Akbar membersihkan lukaku dengan kain, lalu dia memberikan obat merah sembari meniup tanganku supaya cepat kering sampai aku rasanya lebih ringan dari sebuah bunga dandelion yang terbang ketika ditiup seseorang. Setelah plester dipasang, dia tidak langsung bicara, melainkan menunduk mengambil napasnya.

"Kok lo bisa kayak gini, Sti?" tanyanya.

"Gue lihat lo bengong dari tadi, padahal udah gue panggil-panggil. Gue kira lo kenapa-kenapa makanya gue coba deketin, eh belum juga nyampe gue malah nginjek sikat."

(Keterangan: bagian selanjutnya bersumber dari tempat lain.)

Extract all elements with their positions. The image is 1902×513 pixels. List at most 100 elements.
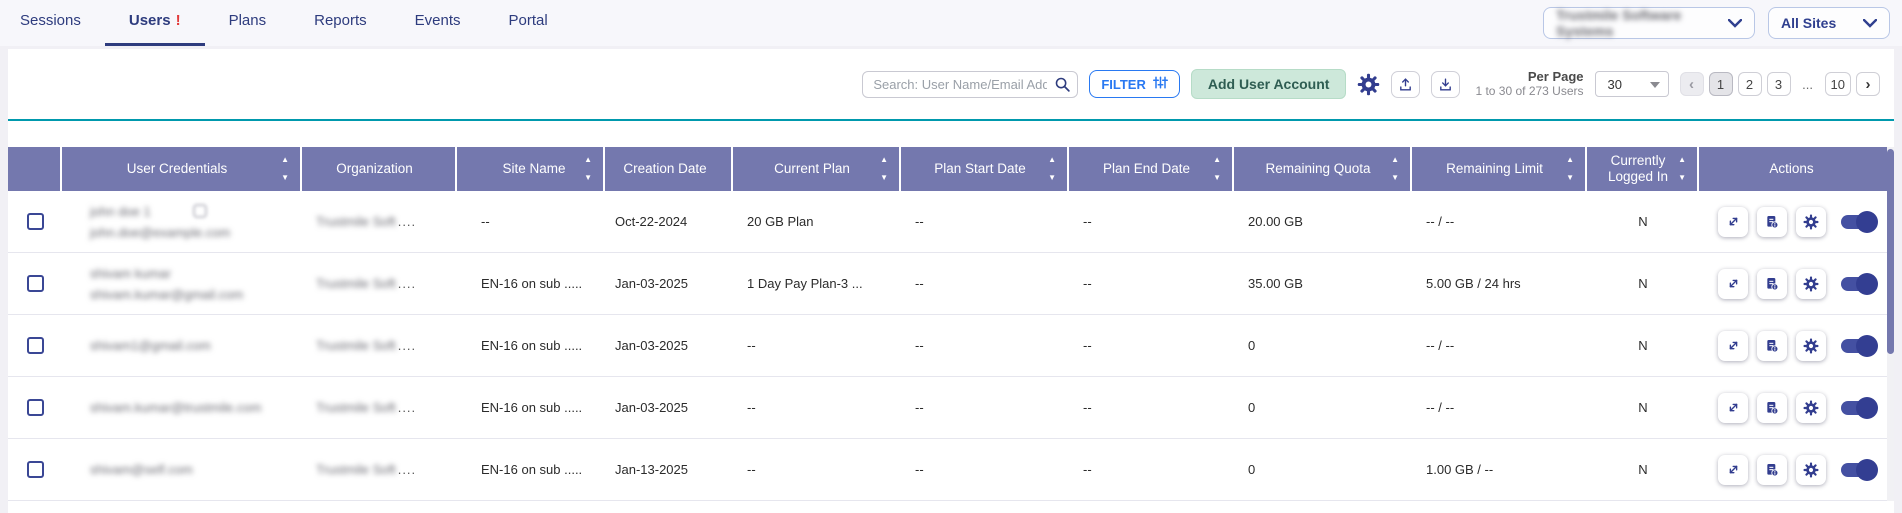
plan-info-button[interactable] [1757,331,1787,361]
tab-events[interactable]: Events [391,0,485,46]
user-settings-button[interactable] [1796,207,1826,237]
column-header-remaining-quota[interactable]: Remaining Quota▲▼ [1234,147,1412,191]
upload-button[interactable] [1391,71,1420,98]
sort-asc-icon: ▲ [1048,152,1056,168]
search-input[interactable] [862,71,1078,98]
user-settings-button[interactable] [1796,393,1826,423]
user-enabled-toggle[interactable] [1841,277,1875,291]
plan-info-button[interactable] [1757,207,1787,237]
sort-asc-icon: ▲ [1391,152,1399,168]
document-info-icon [1764,214,1780,230]
row-checkbox[interactable] [27,275,44,292]
document-info-icon [1764,338,1780,354]
page-button-10[interactable]: 10 [1825,72,1851,96]
expand-icon [1726,338,1741,353]
column-header-user-credentials[interactable]: User Credentials▲▼ [62,147,302,191]
row-checkbox[interactable] [27,461,44,478]
nav-tabs: SessionsUsers! Plans Reports Events Portal [0,0,572,46]
current-plan: -- [733,462,901,477]
row-checkbox[interactable] [27,399,44,416]
sort-desc-icon: ▼ [880,170,888,186]
user-enabled-toggle[interactable] [1841,463,1875,477]
user-settings-button[interactable] [1796,331,1826,361]
plan-info-button[interactable] [1757,393,1787,423]
per-page-label: Per Page [1475,69,1583,84]
plan-info-button[interactable] [1757,455,1787,485]
user-enabled-toggle[interactable] [1841,401,1875,415]
user-settings-button[interactable] [1796,455,1826,485]
download-button[interactable] [1431,71,1460,98]
user-email: shivam.kumar@trustmile.com [90,400,261,415]
user-enabled-toggle[interactable] [1841,339,1875,353]
tab-label: Portal [509,12,548,29]
page-size-dropdown[interactable]: 30 [1595,71,1669,97]
column-header-select [8,147,62,191]
expand-icon [1726,462,1741,477]
sort-desc-icon: ▼ [584,170,592,186]
column-header-site-name[interactable]: Site Name▲▼ [457,147,605,191]
table-row: shivam kumar shivam.kumar@gmail.com Trus… [8,253,1894,315]
page-button-3[interactable]: 3 [1767,72,1791,96]
tab-label: Users [129,12,171,29]
tab-users[interactable]: Users! [105,0,205,46]
tab-label: Reports [314,12,367,29]
user-settings-button[interactable] [1796,269,1826,299]
current-plan: 20 GB Plan [733,214,901,229]
remaining-limit: 5.00 GB / 24 hrs [1412,276,1587,291]
scrollbar-thumb[interactable] [1887,149,1894,354]
sort-asc-icon: ▲ [1678,152,1686,168]
expand-user-button[interactable] [1718,207,1748,237]
expand-user-button[interactable] [1718,455,1748,485]
site-name: EN-16 on sub ..... [457,338,605,353]
expand-user-button[interactable] [1718,393,1748,423]
organization-suffix: .... [398,214,416,229]
user-name: john doe 1 [90,203,151,220]
remaining-limit: 1.00 GB / -- [1412,462,1587,477]
column-header-currently-logged-in[interactable]: Currently Logged In▲▼ [1587,147,1699,191]
prev-page-button[interactable]: ‹ [1680,72,1704,96]
tab-label: Plans [229,12,267,29]
expand-user-button[interactable] [1718,269,1748,299]
column-header-remaining-limit[interactable]: Remaining Limit▲▼ [1412,147,1587,191]
expand-user-button[interactable] [1718,331,1748,361]
gear-icon [1803,276,1819,292]
sort-asc-icon: ▲ [1213,152,1221,168]
column-header-creation-date: Creation Date [605,147,733,191]
row-checkbox[interactable] [27,213,44,230]
expand-icon [1726,276,1741,291]
tab-plans[interactable]: Plans [205,0,291,46]
column-header-current-plan[interactable]: Current Plan▲▼ [733,147,901,191]
organization-name: Trustmile Soft [316,214,396,229]
user-enabled-toggle[interactable] [1841,215,1875,229]
column-label: Creation Date [623,161,706,177]
table-body: john doe 1 john.doe@example.com Trustmil… [8,191,1894,501]
row-checkbox[interactable] [27,337,44,354]
creation-date: Oct-22-2024 [605,214,733,229]
table-row: shivam@self.com Trustmile Soft.... EN-16… [8,439,1894,501]
column-header-plan-start-date[interactable]: Plan Start Date▲▼ [901,147,1069,191]
organization-dropdown[interactable]: Trustmile Software Systems [1543,7,1755,39]
currently-logged-in: N [1587,214,1699,229]
tab-sessions[interactable]: Sessions [0,0,105,46]
settings-gear-button[interactable] [1357,73,1380,96]
next-page-button[interactable]: › [1856,72,1880,96]
page-buttons: 123...10 [1709,72,1851,96]
plan-start-date: -- [901,462,1069,477]
site-name: EN-16 on sub ..... [457,462,605,477]
plan-info-button[interactable] [1757,269,1787,299]
organization-suffix: .... [398,462,416,477]
page-button-2[interactable]: 2 [1738,72,1762,96]
remaining-limit: -- / -- [1412,214,1587,229]
vertical-scrollbar[interactable] [1887,147,1894,501]
tab-portal[interactable]: Portal [485,0,572,46]
tab-reports[interactable]: Reports [290,0,391,46]
upload-icon [1398,77,1413,92]
column-header-organization: Organization [302,147,457,191]
results-range: 1 to 30 of 273 Users [1475,84,1583,99]
filter-button[interactable]: FILTER [1089,70,1180,98]
page-button-1[interactable]: 1 [1709,72,1733,96]
column-header-plan-end-date[interactable]: Plan End Date▲▼ [1069,147,1234,191]
plan-start-date: -- [901,214,1069,229]
add-user-account-button[interactable]: Add User Account [1191,69,1347,99]
sites-dropdown[interactable]: All Sites [1768,7,1890,39]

Akbar yang mulanya bingung, kini mulai berdecak sembari mengangkat ujung bibirnya. Dia tertawa, hingga membuatku senang melihatnya. Tapi aku juga sebal karena kenapa dia selalu tertawa di saat aku sedang sial-sialnya.

"Lagian lo kenapa si Bar?"

"Gue... gue enggak kenapa-kenapa."

"Bengong lihatin tembok sampe enggak sadar lagi ngisi air lo bilang enggak kenapa-kenapa? Oke, aneh lo," ucapku seraya terkekeh.

Akbar hanya geleng-geleng kepala lalu berdiri. Dia bilang hanya ingin mencuci baju tapi karena mesin cucinya sudah diisi oleh punya si Hana jadi dia memilih untuk merendamnya sebentar sampai akhirnya aku datang mengejutkannya. Lalu kubilang mesin cucinya rusak, dan begitu Akbar cek memang benar mesin cucinya tidak bekerja kecuali pengeringnya saja.

Setelah itu Akbar masuk ke dalam kamar untuk menyimpan wadah kecil tadi dan turun ke bawah untuk melaporkan pada Bu Kos kalau mesin cucinya sedang rusak. Dan akhirnya, aku kembali sendirian dengan luka di tangan.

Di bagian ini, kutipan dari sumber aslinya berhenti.